How do you generally write your music?
The DAW that I have used for many years now is Ableton. I usually sit here where I am right now, with a keyboard and percussion instruments and stuff. And I will generally write a demo almost every day. I’ve been doing this since I was about 12 or 13 years old. I have thousands of these demos. Many of them are completely terrible, but the process has been very therapeutic. Either Wayne [Sermon], our guitarist, will send me something he’s working on, or [Daniel] Platzman, our drummer, will send me something he’s working on, or I’ll start here.
What has changed the most with Rick?
With Rick, we came in with about 40 songs, and then we just tried to figure out the theme of what exactly was going on, which in the past has been very difficult for me. One of my biggest weaknesses is being too metaphorical out of fear. I have had a great fear of honesty in my life, afraid to be honest about things in a very public way that would hurt my family or the people I care about most. And because of that, I wrote songs that were too metaphorical.
A lot of the songs on our discography, the ones that I don’t like or that haven’t aged well for me, are the ones where I was trying to bury what I was actually saying. My favorite songwriters, like Bob Dylan or Cat Stevens or Paul Simon, are really on the nose. Harry Nilsson, very on the nose. So I really tried to figure that out on this album, and Rick also pushed me really hard to be more direct.
How about the other new song, “Follow You”?
“Follow You” is the opposite sound side of the record. The record, at least in my head, is sort of split into two sides. Part is turned towards the outside, part towards the inside, a little more organic, sometimes more aggressive, chaotic. And the part of the disc that looks inward is “Cutthroat”.

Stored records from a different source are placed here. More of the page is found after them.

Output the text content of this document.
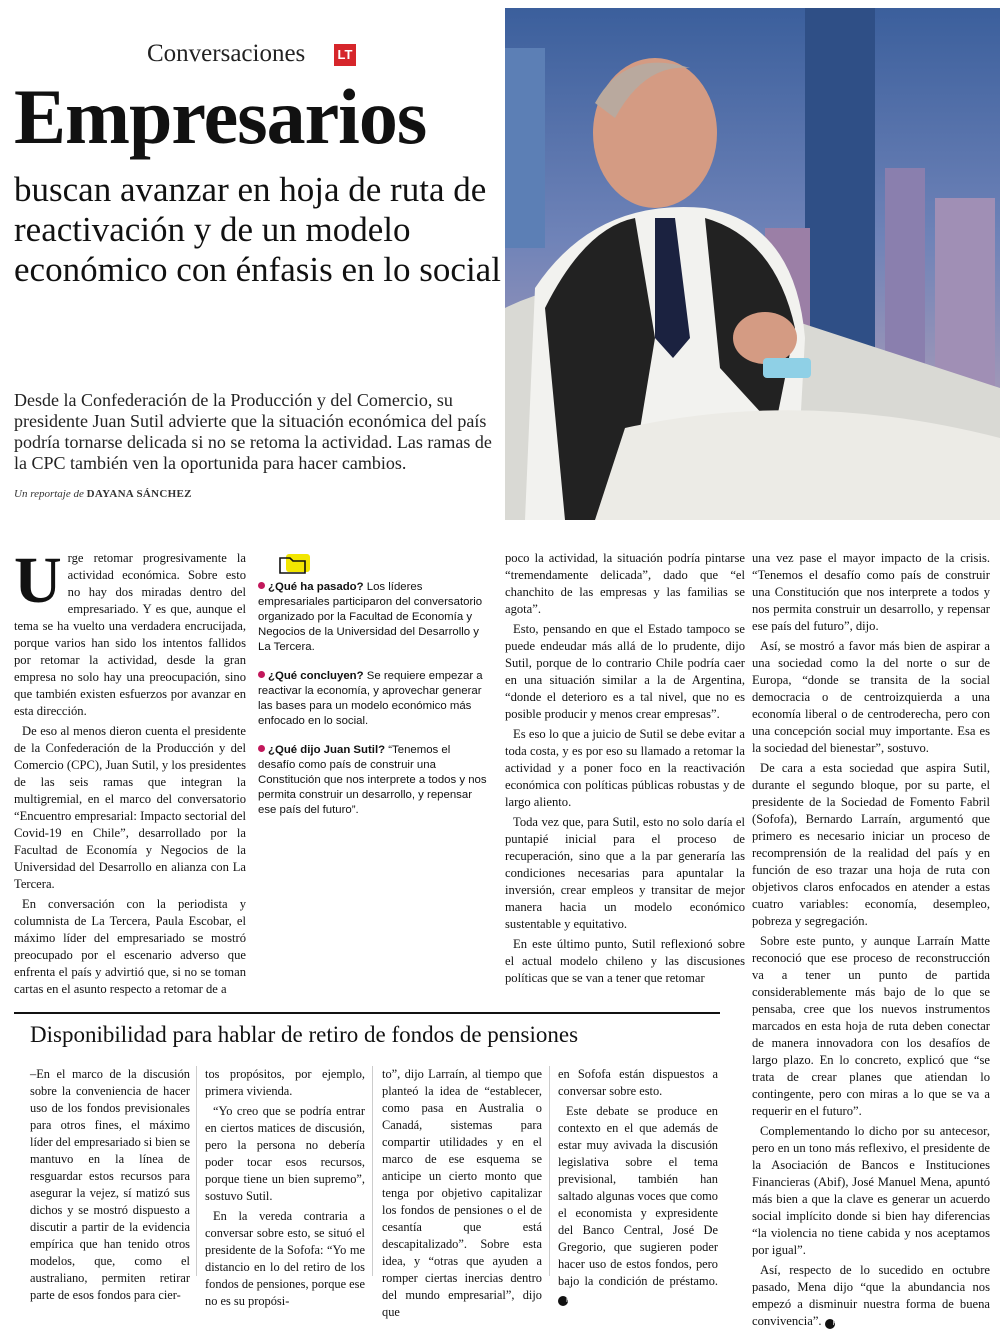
Conversaciones LT
Empresarios
buscan avanzar en hoja de ruta de reactivación y de un modelo económico con énfasis en lo social
Desde la Confederación de la Producción y del Comercio, su presidente Juan Sutil advierte que la situación económica del país podría tornarse delicada si no se retoma la actividad. Las ramas de la CPC también ven la oportunida para hacer cambios.
Un reportaje de DAYANA SÁNCHEZ
U rge retomar progresivamente la actividad económica. Sobre esto no hay dos miradas dentro del empresariado. Y es que, aunque el tema se ha vuelto una verdadera encrucijada, porque varios han sido los intentos fallidos por retomar la actividad, desde la gran empresa no solo hay una preocupación, sino que también existen esfuerzos por avanzar en esta dirección.

De eso al menos dieron cuenta el presidente de la Confederación de la Producción y del Comercio (CPC), Juan Sutil, y los presidentes de las seis ramas que integran la multigremial, en el marco del conversatorio “Encuentro empresarial: Impacto sectorial del Covid-19 en Chile”, desarrollado por la Facultad de Economía y Negocios de la Universidad del Desarrollo en alianza con La Tercera.

En conversación con la periodista y columnista de La Tercera, Paula Escobar, el máximo líder del empresariado se mostró preocupado por el escenario adverso que enfrenta el país y advirtió que, si no se toman cartas en el asunto respecto a retomar de a

¿Qué ha pasado? Los líderes empresariales participaron del conversatorio organizado por la Facultad de Economía y Negocios de la Universidad del Desarrollo y La Tercera.

¿Qué concluyen? Se requiere empezar a reactivar la economía, y aprovechar generar las bases para un modelo económico más enfocado en lo social.

¿Qué dijo Juan Sutil? “Tenemos el desafío como país de construir una Constitución que nos interprete a todos y nos permita construir un desarrollo, y repensar ese país del futuro”.

poco la actividad, la situación podría pintarse “tremendamente delicada”, dado que “el chanchito de las empresas y las familias se agota”.

Esto, pensando en que el Estado tampoco se puede endeudar más allá de lo prudente, dijo Sutil, porque de lo contrario Chile podría caer en una situación similar a la de Argentina, “donde el deterioro es a tal nivel, que no es posible producir y menos crear empresas”.

Es eso lo que a juicio de Sutil se debe evitar a toda costa, y es por eso su llamado a retomar la actividad y a poner foco en la reactivación económica con políticas públicas robustas y de largo aliento.

Toda vez que, para Sutil, esto no solo daría el puntapié inicial para el proceso de recuperación, sino que a la par generaría las condiciones necesarias para apuntalar la inversión, crear empleos y transitar de mejor manera hacia un modelo económico sustentable y equitativo.

En este último punto, Sutil reflexionó sobre el actual modelo chileno y las discusiones políticas que se van a tener que retomar

una vez pase el mayor impacto de la crisis. “Tenemos el desafío como país de construir una Constitución que nos interprete a todos y nos permita construir un desarrollo, y repensar ese país del futuro”, dijo.

Así, se mostró a favor más bien de aspirar a una sociedad como la del norte o sur de Europa, “donde se transita de la social democracia o de centroizquierda a una economía liberal o de centroderecha, pero con una concepción social muy importante. Esa es la sociedad del bienestar”, sostuvo.

De cara a esta sociedad que aspira Sutil, durante el segundo bloque, por su parte, el presidente de la Sociedad de Fomento Fabril (Sofofa), Bernardo Larraín, argumentó que primero es necesario iniciar un proceso de recomprensión de la realidad del país y en función de eso trazar una hoja de ruta con objetivos claros enfocados en atender a estas cuatro variables: economía, desempleo, pobreza y segregación.

Sobre este punto, y aunque Larraín Matte reconoció que ese proceso de reconstrucción va a tener un punto de partida considerablemente más bajo de lo que se pensaba, cree que los nuevos instrumentos marcados en esta hoja de ruta deben conectar de manera innovadora con los desafíos de largo plazo. En lo concreto, explicó que “se trata de crear planes que atiendan lo contingente, pero con miras a lo que se va a requerir en el futuro”.

Complementando lo dicho por su antecesor, pero en un tono más reflexivo, el presidente de la Asociación de Bancos e Instituciones Financieras (Abif), José Manuel Mena, apuntó más bien a que la clave es generar un acuerdo social implícito donde si bien hay diferencias “la violencia no tiene cabida y nos aceptamos por igual”.

Así, respecto de lo sucedido en octubre pasado, Mena dijo “que la abundancia nos empezó a disminuir nuestra forma de buena convivencia”. P

Disponibilidad para hablar de retiro de fondos de pensiones

–En el marco de la discusión sobre la conveniencia de hacer uso de los fondos previsionales para otros fines, el máximo líder del empresariado si bien se mantuvo en la línea de resguardar estos recursos para asegurar la vejez, sí matizó sus dichos y se mostró dispuesto a discutir a partir de la evidencia empírica que han tenido otros modelos, que, como el australiano, permiten retirar parte de esos fondos para cier-

tos propósitos, por ejemplo, primera vivienda.

“Yo creo que se podría entrar en ciertos matices de discusión, pero la persona no debería poder tocar esos recursos, porque tiene un bien supremo”, sostuvo Sutil.

En la vereda contraria a conversar sobre esto, se situó el presidente de la Sofofa: “Yo me distancio en lo del retiro de los fondos de pensiones, porque ese no es su propósi-

to”, dijo Larraín, al tiempo que planteó la idea de “establecer, como pasa en Australia o Canadá, sistemas para compartir utilidades y en el marco de ese esquema se anticipe un cierto monto que tenga por objetivo capitalizar los fondos de pensiones o el de cesantía que está descapitalizado”. Sobre esta idea, y “otras que ayuden a romper ciertas inercias dentro del mundo empresarial”, dijo que

en Sofofa están dispuestos a conversar sobre esto.

Este debate se produce en contexto en el que además de estar muy avivada la discusión legislativa sobre el tema previsional, también han saltado algunas voces que como el economista y expresidente del Banco Central, José De Gregorio, que sugieren poder hacer uso de estos fondos, pero bajo la condición de préstamo. P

Whereas “Follow You” is very elaborate. It’s a love song, which we usually don’t write, because it just feels redundant or squeaky to me. I’m not good at writing love songs. But when I got back to Aja and we came together through ayahuasca, of all things it was such a heartbreaking experience for me that I was so grateful for my grounding and loyalty to people that I love. So “Follow You” is about loyalty. It’s about me and Aja getting back together.
It’s inspired by the Beach Boys, which I grew up on, and it was a very playful and fun song. Once again, Rick really pushed me to embrace our sonic versatility, to embrace the extremes.
Is the album finished?
Yeah, yeah, the record is full. These two singles are in a way to guide fans in what to expect with this record, which is both sides of it, and the extremes of it. In addition, the name of the record type is correlated to it. I don’t think I’m supposed to say what the name of the disc is yet. But that says a lot.
You recently donated your childhood home in Las Vegas to Encircle, a group that works with LGBTQ + youth. What was behind this choice?
I grew up in a house filled with love and laughter. When my parents told me that they were selling their house this year, after more than 30 years of raising nine children there, the idea occurred to me that it would be a perfect house to provide a place of love and refuge. to LGBTQ youth in Las Vegas. I have always felt loved and celebrated in this house, so my only hope is that it will bring joy to many more people for years to come.